Birincisi, daha fazla yoksullaşmaya.
İkincisi, düzenin zorbalaşmasına, çekilmez hale gelmesine gidiyor.
Peki, bu durum ne getirir ne götürür?
Birincisi, ilerleyen süreçte iktidarı götürür.
İkincisi, sosyal olayları daha da tetikler.
Üçüncüsü, düzeni değiştirir.
Partili Cumhurbaşkanlığı her şeyi güllük gülistanlık yapacaktı ya, yapamadı. Şimdi bir de gelir dağılımına bağlı olarak yarattığı işsizlik sorunlarıyla adım adım kendi sonunu hazırlıyor. Seçmen bu yükü istese de taşıyamaz.
Dördüncüsü de (inşallah olmaz) toplu kalkışmalara neden olabilir. Tıpkı dünyanın birçok ülkesinde olduğu gibi. İşte en yakınımızda Irak'ın hali ortada.
Ülkeyi yönetenler şimdiden ciddi tedbir almak zorundalar. Çünkü böyle bir toplumsal hareket, beraberinde, iç savaşı tetiklemek isteyen emperyal güçlere fırsat oluşturur.
Etnik çatışmalarla, Alevi-Sünni ayrımlarıyla pek çok kez denenen büyük çatışma, ekonominin yarattığı, iktidarın da ayrıştırıcı dille böldüğü kitlelere iktidar elitlerinin yüklediği öfke ile tetiklenebilir. Öyle ise ekonominin gelir dağılımındaki eşitsizliği ortadan kaldırması kadar, zorba düzenin de ortadan kalması lazım.

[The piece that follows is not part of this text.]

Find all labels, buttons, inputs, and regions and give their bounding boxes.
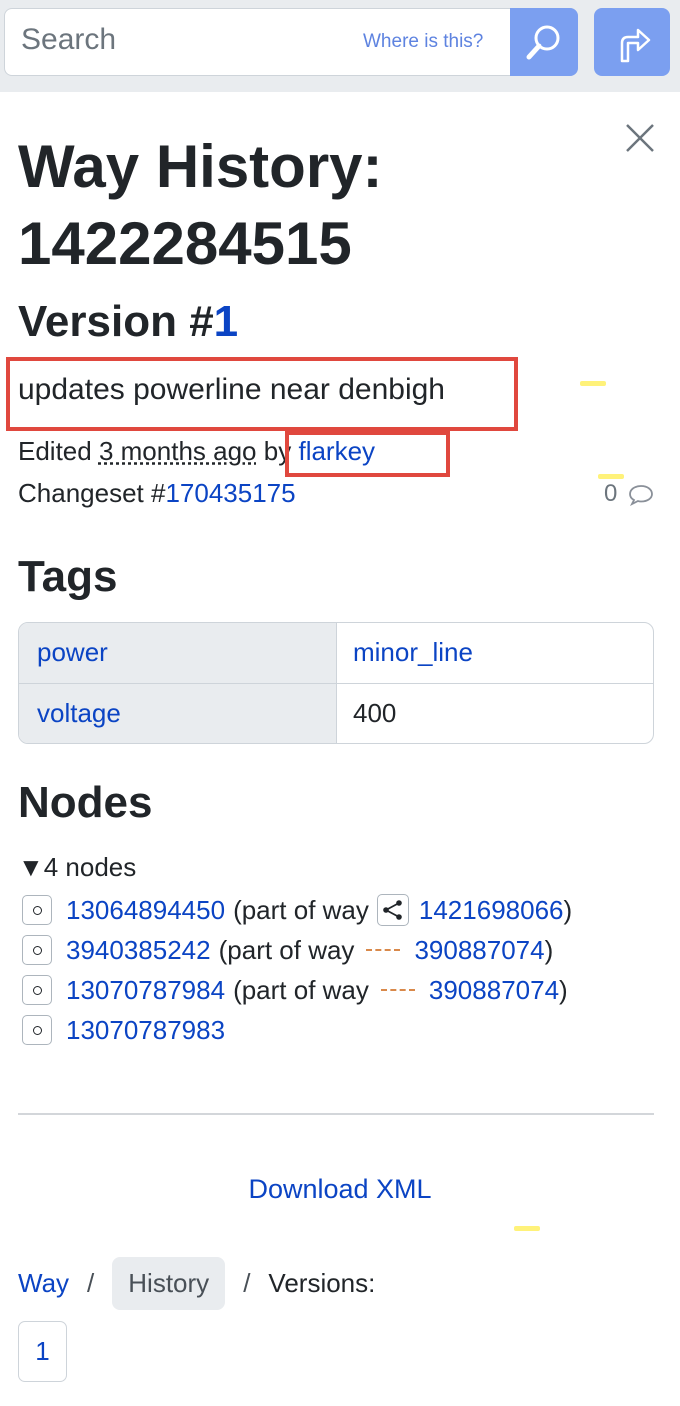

Bu zorba düzenin en büyük özelliği, vurgunculuğudur. En tipik göstergesi, İstanbul'da boğazın imar planıyla ilgili yetkilerin İstanbul Büyükşehir Belediye Başkanlığı'ndan alınıp, merkezi yönetime devredilmesine yönelik çabadır.
Eş dost yakın kayırmacılığını da buna ilave edebilirsiniz.
Devlet kesesinden (hepimizin parasından) iktidara yakın müteahhitlerin kurtarılması, uzun vadeli kredilerle güçlendirilip desteklenmesi (ör: sağlık bakanının şirketlerine verilen krediler) gibi.
Vurguncu düzenden rahmetli Erbakan'ın deyimi ile adalet düzenine geçilmediği sürece, toplumsal eşitsizlik en ağır bunalımlarıyla halkın üzerinde kendini daha da hissettirecektir. Bu sebeple elbirliği ile yaratılan bu eşitsiz zorba düzene son vermeliyiz.